We’ve been hitting the pavement making progress for years, now we’re soaring through the skies doing the same!
Stephanie Johnson, an airline pilot for 20 years, recently became the first black female captain for Delta Airlines in 2016.
Johnson has had an interest in airplanes for as long as she can remember. Interviewing with Delta News Hub, she recalls a physics teacher gifting her a small taste of what piloting might be like. “In high school, my physics teacher, Mr. White, mentioned that he had an airplane, and I asked him if he’d ever take students flying. He agreed as long as I could get a couple of my friends to come and pay for gas. I was so excited and thought it was such a generous offer – I found my two bravest friends and we set a date.”
As a first generation college graduate, that high school experience inspired her to major in Aerospace technology while at Kent State University.

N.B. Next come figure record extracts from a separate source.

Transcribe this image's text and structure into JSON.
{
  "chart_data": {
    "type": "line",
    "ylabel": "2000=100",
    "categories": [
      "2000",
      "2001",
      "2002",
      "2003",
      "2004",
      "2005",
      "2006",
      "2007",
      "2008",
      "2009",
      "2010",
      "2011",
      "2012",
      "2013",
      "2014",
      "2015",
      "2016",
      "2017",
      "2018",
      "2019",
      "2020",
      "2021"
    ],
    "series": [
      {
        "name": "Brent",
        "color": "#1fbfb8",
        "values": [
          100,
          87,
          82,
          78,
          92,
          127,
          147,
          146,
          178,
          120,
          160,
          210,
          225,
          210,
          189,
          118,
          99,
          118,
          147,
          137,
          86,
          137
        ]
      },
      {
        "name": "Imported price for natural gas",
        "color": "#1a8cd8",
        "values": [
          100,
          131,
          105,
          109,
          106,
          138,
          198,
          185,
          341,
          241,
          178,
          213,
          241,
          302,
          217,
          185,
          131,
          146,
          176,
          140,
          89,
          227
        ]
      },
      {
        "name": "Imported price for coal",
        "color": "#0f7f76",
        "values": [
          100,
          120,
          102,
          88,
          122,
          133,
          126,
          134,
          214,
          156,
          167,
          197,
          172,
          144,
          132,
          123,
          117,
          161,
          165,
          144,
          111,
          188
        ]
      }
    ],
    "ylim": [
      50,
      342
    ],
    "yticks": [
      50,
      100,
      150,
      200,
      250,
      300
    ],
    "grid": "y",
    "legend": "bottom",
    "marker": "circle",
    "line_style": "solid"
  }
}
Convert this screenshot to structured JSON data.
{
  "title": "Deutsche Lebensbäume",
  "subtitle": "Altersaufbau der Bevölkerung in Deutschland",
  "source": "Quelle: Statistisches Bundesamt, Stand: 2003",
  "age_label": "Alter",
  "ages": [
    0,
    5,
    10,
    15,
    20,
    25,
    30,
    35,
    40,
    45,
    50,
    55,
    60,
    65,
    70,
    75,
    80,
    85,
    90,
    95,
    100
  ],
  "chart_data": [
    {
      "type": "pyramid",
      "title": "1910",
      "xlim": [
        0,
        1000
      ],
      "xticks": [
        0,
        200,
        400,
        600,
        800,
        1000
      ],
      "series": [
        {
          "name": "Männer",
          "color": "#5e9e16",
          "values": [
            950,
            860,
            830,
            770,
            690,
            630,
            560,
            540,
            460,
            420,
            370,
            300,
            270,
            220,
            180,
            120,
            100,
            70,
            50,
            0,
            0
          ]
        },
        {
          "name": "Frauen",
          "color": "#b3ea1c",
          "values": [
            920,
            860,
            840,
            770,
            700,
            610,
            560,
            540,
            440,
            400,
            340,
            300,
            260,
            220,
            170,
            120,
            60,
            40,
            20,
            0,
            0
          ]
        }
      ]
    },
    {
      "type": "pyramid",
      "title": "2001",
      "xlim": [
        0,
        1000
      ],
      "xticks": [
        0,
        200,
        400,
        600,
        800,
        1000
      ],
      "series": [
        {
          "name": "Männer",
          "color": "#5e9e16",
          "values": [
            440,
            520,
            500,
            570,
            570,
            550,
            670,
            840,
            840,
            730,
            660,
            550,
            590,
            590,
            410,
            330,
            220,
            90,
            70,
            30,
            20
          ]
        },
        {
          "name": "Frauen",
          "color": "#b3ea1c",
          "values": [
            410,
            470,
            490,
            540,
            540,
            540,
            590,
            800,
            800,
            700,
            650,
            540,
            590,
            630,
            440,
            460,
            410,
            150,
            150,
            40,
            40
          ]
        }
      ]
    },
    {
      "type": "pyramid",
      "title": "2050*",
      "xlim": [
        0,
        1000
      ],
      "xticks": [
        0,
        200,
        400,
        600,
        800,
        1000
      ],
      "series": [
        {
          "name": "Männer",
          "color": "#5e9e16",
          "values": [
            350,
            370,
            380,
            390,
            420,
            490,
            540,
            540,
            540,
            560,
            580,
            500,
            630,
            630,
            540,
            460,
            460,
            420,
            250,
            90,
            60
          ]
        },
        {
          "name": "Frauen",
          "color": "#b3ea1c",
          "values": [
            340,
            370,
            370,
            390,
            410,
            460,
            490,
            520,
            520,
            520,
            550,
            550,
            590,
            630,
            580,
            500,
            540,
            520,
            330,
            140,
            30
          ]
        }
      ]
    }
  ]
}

However, after her schooling was complete, she didn’t directly jump into the pilot’s seat. She paid her dues by being a flight instructor, making her coins in airport operations and even working at Blockbuster (the movie rental store of the ‘90s and 2000s). But after earning enough flight experience, Johnson finally booked her first job as a pilot with Northwest Airlines in 1997, becoming their first black female pilot.
Johnson, becoming Delta’s First Black Female Captain, is a momentous barrier-breaking moment when you look at the stats. In 2013, the FAA (Federal Aviation Administration) reported that there was a total of 617,128 pilots of all races and origins, but only 2 percent identified themselves as African Americans. So, you can imagine how few flight captains there must still be now that are not only black but also women.
Stephanie Johnson is proudly paving the way for more black women in the wings to sit in the driver’s seat for many of our future flights. Do it, girl!